Thanks. I tried with an Arduino Uno and the sample code and you’re right, it works! Although I’m baffled as to why that works but my earlier setup didn’t. I’ll try to test some other scenarios and see if I can strip it down to the minimum setup/pins required and find the exact difference and post a followup. For my application I need to be able to use this board without an Arduino Uno present, so I’ll need to isolate the exact difference to make it work for my use case.

Just to follow up:

  • The minimum set of wires/pins is: 5V for power, GND, IOREF for the level converter (I tested at 5v, but I’m hoping everything will work correctly with 3.3v), RX, TX and PWR_ON.

  • However, the length of the wires and any possible source of noise on them can and probably will be a problem. Using 6" wires directly from the shield to an Arduino seemed to work fairly reliably, but at about twice the length, or when connecting via breadboard, the serial data would begin to corrupt or initialization would fail (sometimes the Serial Passthrough program would not initialize the board, and other times it would but then I could see garbage come through in reply to some commands).

  • I suspect it does not like having any noise on the PWR_ON line as well. I tried leaving it floating and using the manual power button and was never able to make that work (but this could also be the timing, see below).

  • My oscilloscope was definitely messing it up also. Serial communication would work reliably using the Sparkfun test code and then connecting my scope up to one of the pins would cause it to fail to initialize.

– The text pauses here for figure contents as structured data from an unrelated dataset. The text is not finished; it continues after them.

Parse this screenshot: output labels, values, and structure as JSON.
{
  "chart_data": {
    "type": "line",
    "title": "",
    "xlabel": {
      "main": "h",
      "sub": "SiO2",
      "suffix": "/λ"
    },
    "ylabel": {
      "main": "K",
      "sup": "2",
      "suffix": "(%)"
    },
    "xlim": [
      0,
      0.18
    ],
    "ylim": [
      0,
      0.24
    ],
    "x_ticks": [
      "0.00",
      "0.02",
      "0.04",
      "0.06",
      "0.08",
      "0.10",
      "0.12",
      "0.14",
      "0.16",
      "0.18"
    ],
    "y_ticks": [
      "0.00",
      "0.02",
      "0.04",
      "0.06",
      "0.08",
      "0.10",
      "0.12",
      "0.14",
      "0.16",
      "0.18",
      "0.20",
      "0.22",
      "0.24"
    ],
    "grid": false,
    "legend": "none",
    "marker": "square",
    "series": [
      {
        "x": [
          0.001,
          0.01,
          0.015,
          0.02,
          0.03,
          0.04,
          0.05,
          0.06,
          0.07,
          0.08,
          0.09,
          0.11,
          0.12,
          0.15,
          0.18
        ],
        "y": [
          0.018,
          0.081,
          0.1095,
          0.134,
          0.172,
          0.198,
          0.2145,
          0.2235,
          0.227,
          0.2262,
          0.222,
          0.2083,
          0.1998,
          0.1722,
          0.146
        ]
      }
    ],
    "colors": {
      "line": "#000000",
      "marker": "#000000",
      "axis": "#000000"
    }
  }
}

  • After ripping apart the Sparkfun LTE library and trying many different things it appears that the initialization sequence that works reliably is to send it a series of alternating “AT\r” and “AT+IPR=115200\r” maybe 3 or 5 times, to see if the device is already powered on. If it is, and was earlier initialized properly, you should get responses. But, for the initial case when things are first powered up, you need to (after checking as above to verify that it’s not a warm reboot - because pulling on that power pin while it’s already running will mess things up) pull down on the power pin for 3.2 seconds and then with only a brief (if any) delay start sending commands as above. One or two may fail but then it should start responding. If the above sequence fails (e.g. due to line noise - long wires or poking at RX or TX with a probe), then for all intents and purposes from what I could tell the SARA-R4 is completely incommunicado until physically powered off and the above sequence is run correctly from the beginning. I’m honestly really surprised at how finicky this whole process was (maybe there is a good reason I’m not aware of or another factor I’m missing), but that sequence combined with the points above does seem to work.

The Sparkfun board itself only has the level shifter in between the board pins and the SARA-R4, and possibly that shifter is contributing to some of this; otherwise this appears to just be part of the fun of working with this chip. Or maybe just my ignorance of just how sensitive this chip is to any sort of noise. I guess I’m used to lower speed I2C devices that seem a lot more rugged and unaffected by line length.

Anyway, that’s what I came up with after messing with this for a while. Maybe it’ll help the next person who attempts a similar task.